从画廊中添加 Atlassian Cloud

若要配置 Atlassian Cloud 与 Microsoft Entra ID的集成，需要从库中将 Atlassian Cloud 添加到托管 SaaS 应用列表。

1. 以至少 云应用程序管理员 的身份登录到 Microsoft Entra 管理中心。
2. 浏览到 Entra ID>企业应用>新建应用程序。
3. 在“从库中添加”部分的搜索框中，键入“Atlassian Cloud”。
4. 从结果面板中选择“Atlassian Cloud”，然后添加该应用 。 请稍等几秒钟，直到应用程序被添加到您的租户。

或者，也可以使用 企业应用配置向导。 在此向导中，还可以将应用程序添加到租户、将用户/组添加到应用、分配角色以及演练 SSO 配置。 可以在 here 了解有关Microsoft 365向导的详细信息。

配置并测试 Microsoft Entra SSO

使用名为B.Simon的测试用户配置和测试 Atlassian Cloud 与 Microsoft Entra 的单一登录（SSO）。 若要运行 SSO，需要在 Microsoft Entra 用户与 Atlassian Cloud 中的相关用户之间建立链接关系。

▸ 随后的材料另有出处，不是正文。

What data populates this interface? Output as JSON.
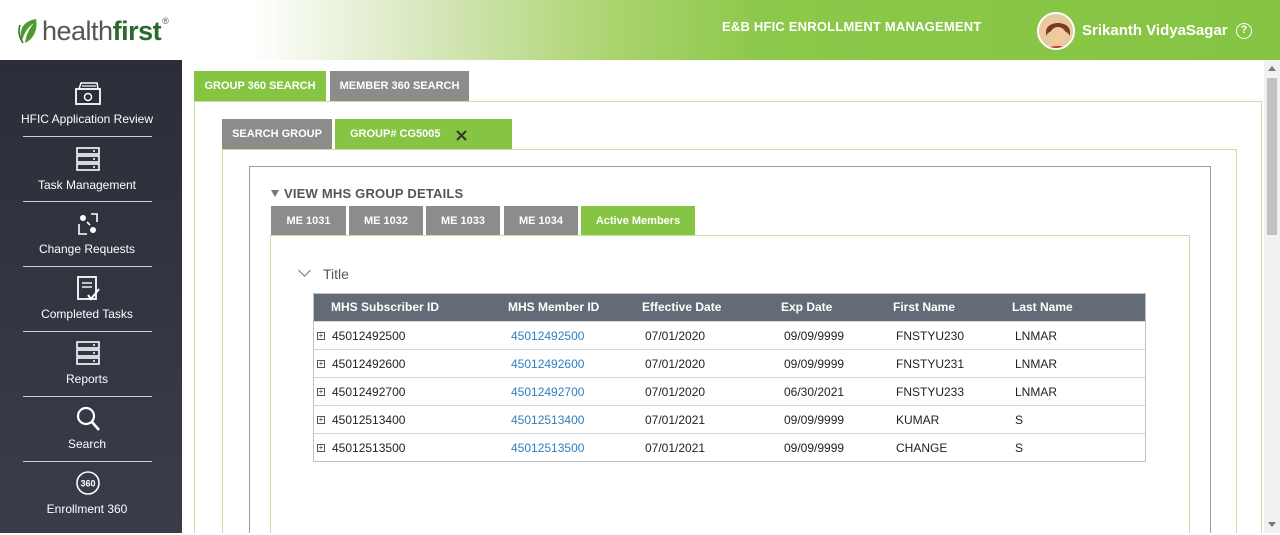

若要配置和测试 Atlassian Cloud 的 Microsoft Entra SSO，请执行以下步骤：

1. 将 Microsoft Entra ID 配置为与 Atlassian Cloud SSO 一起使用 - 以便让用户能够使用 Microsoft Entra ID 的 SAML SSO 与 Atlassian Cloud 结合使用。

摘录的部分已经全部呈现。